The lonely brain
Updated: Mar 25
If we’ve learned nothing else this past year, with the forced social distancing, the isolation, the near constant digital interactions, we’ve learned that humans are social creatures. We thrive most when we are amongst our preferred people. In fact, turns out, we actually don’t stay as well as we can when we don’t get our social fix.
Now, I know that some of you don’t feel as though you need to have 374 friends with you at most hours of the day; some of you are happiest with your one or two besties. And I know you are not all itching to go out every weekend evening, buzzing about in your social circle. Each person has their own degree of need of socialness, for interaction with others, for connections, as well as for their preferred mode of communications. We’ve talked about this: it is very important to know what your personal needs are for social connections and do your best to meet those needs, work- and partner- commitments notwithstanding.
Loneliness, turns out, is a feeling that is akin to a perceived threat to our system. Our brains are evolved to the point that they expect social interactions and connections with others. In short, our brains are most functional when we are around other people. This is not so much about introversion or extroversion (which are more of a social preference and a source of mental energy); but rather, focusing on the abilities and functions of your brain: it likes people, and it likes regular interactions with people.

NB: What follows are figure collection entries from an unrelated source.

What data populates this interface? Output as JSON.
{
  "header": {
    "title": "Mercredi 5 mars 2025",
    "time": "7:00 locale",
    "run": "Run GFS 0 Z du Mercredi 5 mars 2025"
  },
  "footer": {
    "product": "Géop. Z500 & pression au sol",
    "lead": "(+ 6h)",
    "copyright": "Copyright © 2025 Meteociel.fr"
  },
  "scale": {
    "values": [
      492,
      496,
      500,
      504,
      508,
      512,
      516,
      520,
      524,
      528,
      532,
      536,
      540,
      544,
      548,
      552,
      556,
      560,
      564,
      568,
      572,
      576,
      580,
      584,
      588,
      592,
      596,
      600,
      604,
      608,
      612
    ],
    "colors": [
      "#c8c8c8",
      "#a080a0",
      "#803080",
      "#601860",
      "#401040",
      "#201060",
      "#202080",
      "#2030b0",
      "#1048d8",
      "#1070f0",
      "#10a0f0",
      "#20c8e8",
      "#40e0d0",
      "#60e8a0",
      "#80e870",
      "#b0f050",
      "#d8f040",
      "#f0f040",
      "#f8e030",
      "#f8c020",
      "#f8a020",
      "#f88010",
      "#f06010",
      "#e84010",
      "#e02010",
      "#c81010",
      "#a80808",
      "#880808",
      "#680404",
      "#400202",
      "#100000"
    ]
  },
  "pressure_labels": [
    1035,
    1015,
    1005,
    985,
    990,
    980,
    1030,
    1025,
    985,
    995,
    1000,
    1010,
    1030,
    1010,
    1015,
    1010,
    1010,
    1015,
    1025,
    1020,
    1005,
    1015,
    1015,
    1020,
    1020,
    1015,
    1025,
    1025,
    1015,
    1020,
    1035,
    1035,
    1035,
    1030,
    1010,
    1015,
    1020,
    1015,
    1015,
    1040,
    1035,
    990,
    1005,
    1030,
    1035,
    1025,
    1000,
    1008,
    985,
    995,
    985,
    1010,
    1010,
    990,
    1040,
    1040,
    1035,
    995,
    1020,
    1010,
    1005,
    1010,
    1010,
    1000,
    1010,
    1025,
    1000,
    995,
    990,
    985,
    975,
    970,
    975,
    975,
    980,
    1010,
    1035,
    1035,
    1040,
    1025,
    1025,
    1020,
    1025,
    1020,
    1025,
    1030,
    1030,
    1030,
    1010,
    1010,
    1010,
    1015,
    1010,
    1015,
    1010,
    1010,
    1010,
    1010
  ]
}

Throughout our history as a species, those who are close to others, those who rely on others for survival ultimately enjoy the most successes. When one is alone, they have to do all of the work – both mental and physical – and that can be very taxing. Socialness is therefore equated with greater success and less stress.
The lonely brain spends increased energy dealing with perceived threats and vigilantly guarding against danger. The lonely brain amplifies demands and potential triggers to be even more dangerous than they might actually be, and significantly more dangerous than if we were with others. Even the very sense of feeling lonely is perceived as a stressor, and triggers the release of stress hormones. So the lack of social connections makes us feel exaggerated feelings of stress.
Social connections provide us with support. Our people, our communities provide us with emotional support and peer influence. Even the most competitive of people rely on the presence of others; in fact, maybe even more so because if you are alone, against whom would you compete, right? Recently studies have shown that when the lonely brain is blasted with stressors, the response is significantly greater than if the stressors are pushed at a brain with a buddy nearby. In fact, the brain with a buddy experienced not just a reduced stress response, but also had a much greater flow of blood to the entire brain, indicating a relaxed and cognitive response. Take away: when you are within your normal and preferred social circle, you do not get as activated by stress as you would when you are alone.
Another study showed that being alone for 10 hours can result in reduced brain activity and a stress response that is the same as not eating for 10 hours. Socially ‘starving’ hits your brain just as much as actual hunger.
Your social circle doesn’t necessarily need to consist of other humans; pets have been shown to benefit our emotional and physical wellness, as well. Whether you are a cat person or a dog person, or prefer your pets to be with scales or feathers, regular interactions with a loved and loving pet offer great benefits. Pet owners are generally more calm and happier, with reduced stress hormone levels, and are often more physically fit, too, as many pets entail regular exercises. Pet owners, especially children, tend to have higher levels of empathy and self-esteem, as well as fewer behavioral problems. Pets offer a benefit for your social circle, too, by serving as an invitation for others to interact; pet owners often interact with other pet owners, by either meeting while out on a walk, or through conversation and finding similarities. You can bond over your pet’s antics while chatting at work, opening doors to greater social connections.
Pet ownership also comes with more responsibilities which can offer opportunities for chores for kids, sure, but also the responsibilities of pet ownership are often reflected in increased success with preventative self-care tasks as well, like checking blood sugar for diabetics or taking medication that is required.
So. Social connections offer far more than just friends on our social media accounts and a source of ‘likes’. As I say, one cannot have too many friends. Spend some time with your BFF, your furry family members, or your favorite groups. You will literally be better off wellness-wise for it.